Beware of scaling factors when adjusting benchmarks. If you have a reasonable comparable, for example in geography and development stage, but believe your indication addresses a market ten times greater, it does not automatically follow that your upfront and milestone payments will be similarly scaled up. Many collaborative R&D deals involving the same big pharma partner, especially early-stage high risk ones, appear to have almost identical upfront and lump sum terms regardless of the market opportunity. Research your would-be partners deal-making history. In licensing deals, royalties constitute the lion’s share of theoretical value and it is therefore through royalties, and particularly tiers in royalties, that the scale of the opportunity is addressed and not through the lump sum components.

SUCCESSFUL BENCHMARKING

When it comes to best practice in benchmarking there is no substitute for reading all available information on a deal in depth. The goal should be to find good comparables and these should be, hopefully, a few good ‘probables’, not baskets of ‘possibles’.
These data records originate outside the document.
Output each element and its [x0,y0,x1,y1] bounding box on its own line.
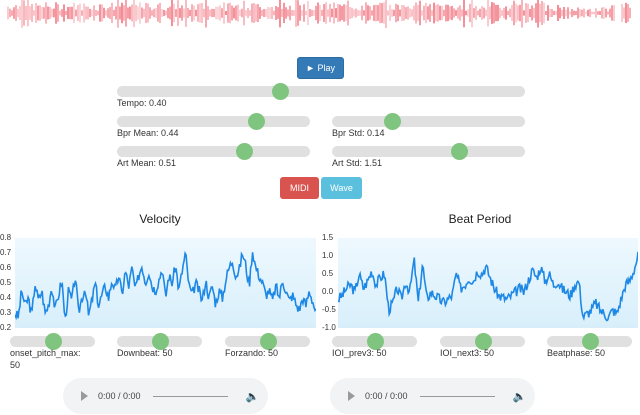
audio-player-beat-period[interactable]: 0:00 / 0:00 🔈 [330,378,535,414]
beat-period-chart-title: Beat Period [448,212,512,226]
wave-button[interactable]: Wave [321,177,362,199]
volume-icon[interactable]: 🔈 [512,390,527,403]
art-std-slider[interactable] [332,143,525,160]
y-tick-label: 0.6 [0,263,12,272]
ioi-prev3-label: IOI_prev3: 50 [332,348,387,358]
bpr-std-slider-thumb[interactable] [383,113,401,130]
forzando-slider[interactable] [225,333,310,350]
onset-pitch-max-slider[interactable] [10,333,95,350]
ioi-next3-slider[interactable] [440,333,525,350]
beatphase-slider-thumb[interactable] [581,333,599,350]
velocity-chart-plot [14,238,317,328]
art-mean-label: Art Mean: 0.51 [117,158,177,168]
midi-button[interactable]: MIDI [280,177,319,199]
waveform-display [7,0,631,28]
y-tick-label: 0.5 [0,278,12,287]
y-tick-label: 0.2 [0,323,12,332]
y-tick-label: 0.4 [0,293,12,302]
tempo-slider-thumb[interactable] [272,83,290,100]
art-mean-slider[interactable] [117,143,310,160]
audio-progress-bar[interactable] [152,395,228,397]
ioi-next3-label: IOI_next3: 50 [440,348,495,358]
downbeat-label: Downbeat: 50 [117,348,173,358]
onset-pitch-max-slider-thumb[interactable] [44,333,62,350]
audio-time: 0:00 / 0:00 [365,391,408,401]
downbeat-slider-thumb[interactable] [151,333,169,350]
beat-period-chart-plot [337,238,639,328]
y-tick-label: 0.0 [322,287,334,296]
art-std-label: Art Std: 1.51 [332,158,383,168]
beatphase-slider[interactable] [547,333,632,350]
onset-pitch-max-label: onset_pitch_max: [10,348,81,358]
audio-progress-bar[interactable] [419,395,495,397]
bpr-mean-slider[interactable] [117,113,310,130]
y-tick-label: 1.5 [322,233,334,242]
y-tick-label: -1.0 [322,323,336,332]
forzando-label: Forzando: 50 [225,348,279,358]
y-tick-label: 0.8 [0,233,12,242]
y-tick-label: -0.5 [322,305,336,314]
bpr-std-slider[interactable] [332,113,525,130]
ioi-prev3-slider-thumb[interactable] [366,333,384,350]
forzando-slider-thumb[interactable] [259,333,277,350]
art-mean-slider-thumb[interactable] [236,143,254,160]
downbeat-slider[interactable] [117,333,202,350]
y-tick-label: 1.0 [322,251,334,260]
volume-icon[interactable]: 🔈 [245,390,260,403]
tempo-slider[interactable] [117,83,525,100]
play-button[interactable]: ► Play [297,57,344,79]
play-icon[interactable] [81,391,88,401]
art-std-slider-thumb[interactable] [451,143,469,160]
audio-player-velocity[interactable]: 0:00 / 0:00 🔈 [63,378,268,414]
y-tick-label: 0.3 [0,308,12,317]
bpr-std-label: Bpr Std: 0.14 [332,128,385,138]
velocity-chart-title: Velocity [139,212,181,226]
bpr-mean-slider-thumb[interactable] [247,113,265,130]
ioi-prev3-slider[interactable] [332,333,417,350]
bpr-mean-label: Bpr Mean: 0.44 [117,128,179,138]
play-icon[interactable] [348,391,355,401]
ioi-next3-slider-thumb[interactable] [474,333,492,350]
beatphase-label: Beatphase: 50 [547,348,606,358]
audio-time: 0:00 / 0:00 [98,391,141,401]
y-tick-label: 0.5 [322,269,334,278]
tempo-label: Tempo: 0.40 [117,98,167,108]
y-tick-label: 0.7 [0,248,12,257]
onset-pitch-max-value: 50 [10,360,21,370]
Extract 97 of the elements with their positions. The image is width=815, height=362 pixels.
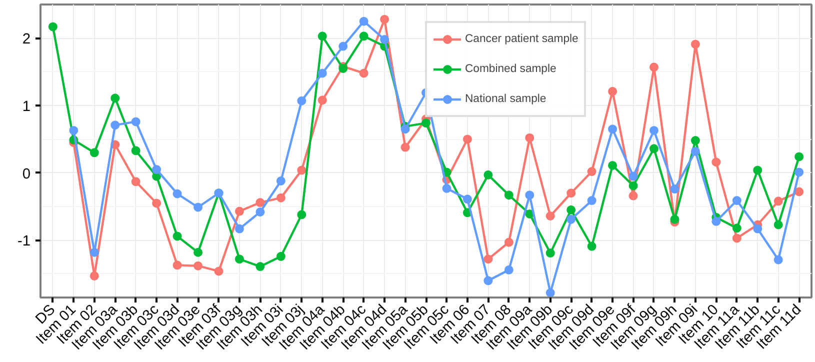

If we are successful in our benchmarking quest, we will uncover three main pieces of information. Firstly, if we are lucky, we will see how broad or narrow the structure of a deal could be in terms of lump sum payments and, secondly, we will understand what percentages have been agreed as royalties in deals for products such as ours; this may be particularly relevant if we are benchmarking against deals involving a common (potential) licensee who may have preferred maximum and minimum splits around the key value components. Thirdly, we will see what directly competitive products or technologies have been the subject of those royalty and deal structure benchmarks.

When it comes to valuation there is no definitive answer to the right methodology or for that matter the right answer. Benchmarking, however, can tell us the most about the market, its behaviours and perceptions, its approach to risk and in the end it is the market that determines whether we have value to offer it.